Alexander went on to produce film and television projects with stars like Tina Fey, Stephen Colbert, Bill Murray and Mike Myers, to name just a few.
Ginette Laurin
Lifetime Artistic Achievement Award - Dance
Ginette Laurin is known across the world as Canada's most influential choreographer and Quebec's pioneer of contemporary dance. She founded Montreal's O Vertigo Danse company in 1984 and went on to create her signature works La Chambre Blanche (1992), Luna (2001), Passare (or Another Shape for Infinity) (2004) and more recently Soif (2014).
Before receiving the Lifetime Artistic Achievement Award for Dance, Laurin became a Member of the Order of Canada in 2015.
Geneviève Bujold
Lifetime Artistic Achievement Award - Film
After training at Montreal's Conservatory of Dramatic Art, Geneviève Bujold's began her acting career in 1962 when she played Rosine in a stage production of The Barber of Seville. She went on to appear in more than 70 films in French and English, in a career that's spanned more than 5 decades.

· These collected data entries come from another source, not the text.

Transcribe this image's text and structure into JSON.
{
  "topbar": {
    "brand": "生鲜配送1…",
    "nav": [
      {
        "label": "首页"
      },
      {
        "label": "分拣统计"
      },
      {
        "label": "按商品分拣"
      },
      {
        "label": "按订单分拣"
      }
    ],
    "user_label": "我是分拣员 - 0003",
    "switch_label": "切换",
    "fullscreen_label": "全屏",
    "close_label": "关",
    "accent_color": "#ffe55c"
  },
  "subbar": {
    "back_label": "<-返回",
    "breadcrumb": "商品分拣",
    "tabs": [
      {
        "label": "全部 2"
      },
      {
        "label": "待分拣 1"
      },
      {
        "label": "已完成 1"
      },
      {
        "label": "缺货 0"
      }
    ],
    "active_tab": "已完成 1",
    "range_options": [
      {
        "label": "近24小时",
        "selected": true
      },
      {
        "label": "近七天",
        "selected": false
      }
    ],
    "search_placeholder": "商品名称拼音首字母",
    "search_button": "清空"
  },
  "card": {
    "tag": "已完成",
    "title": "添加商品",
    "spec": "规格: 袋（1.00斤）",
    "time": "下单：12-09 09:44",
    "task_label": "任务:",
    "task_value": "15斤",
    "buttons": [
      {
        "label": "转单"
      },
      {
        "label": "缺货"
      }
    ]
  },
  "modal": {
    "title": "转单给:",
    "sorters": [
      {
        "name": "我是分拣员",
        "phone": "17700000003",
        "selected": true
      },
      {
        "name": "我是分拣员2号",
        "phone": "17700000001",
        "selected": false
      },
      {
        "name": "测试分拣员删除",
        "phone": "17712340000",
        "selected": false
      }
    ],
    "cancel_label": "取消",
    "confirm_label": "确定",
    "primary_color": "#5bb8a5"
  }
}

Bujold was awarded a Golden Globe Award for Best Actress in a Leading Role and an Academy Award nomination for her most famous role as Anne Boleyn in Anne of the Thousand Days (1969).
Murray McLauchlan
Lifetime Artistic Achievement Award - Popular Music
Scotland-born, Canada-raised Murray McLauchlan has been creating and performing internationally acclaimed folk music for over fifty years. Along with being inducted into the Canadian Country Music Hall of fame, he holds 11 Juno awards, including several for his 1972 hit single Farmer's Song.
From 1989 to 1994, McLauchlan hosted the popular CBC radio program Swinging on a Star, which showcased singers and songwriters across Canada. And his commercial pilot license helped launch the 1985 CBC television special Floating Over Canada.
Angela Hewitt
Lifetime Artistic Achievement Award - Classical Music
Not since Glenn Gould has the country seen a Bach pianist like Angela Hewitt. She grew up in a musical family in Ottawa and has been playing the piano since the age of three.
Hewitt won her first Governor General's Award in 2003 and remains a household name in the realm of Canadian classical music. A small selection of her vast discography would include Beethoven, Chopin, Couperin, Rameau along with concertos by Schumann and Mozart.
She is currently working on The Bach Odyssey, a series of twelve recitals performed over four years from 2016, which she'll complete in 2020.
Peter Herrndorf
Special Lifetime Artistic Achievement Award
Nicknamed "Captain Canada," Peter Herrndorf is receiving a Special Lifetime Artistic Achievement Award for his lifelong contribution to the nation's mainstream arts and media.
He served as vice president of English services at CBC from 1979 - 1983, and oversaw the development of landmark television programming such as The Fifth Estate, The National and The Journal. He went on to become the publisher of Toronto Life magazine and the CEO of TV Ontario.
From 1999 to his retirement in June 2018, Herrndorf served as CEO and president of The National Arts Center, and was one of the forces behind the creation of the Governor General's Performing Arts Awards.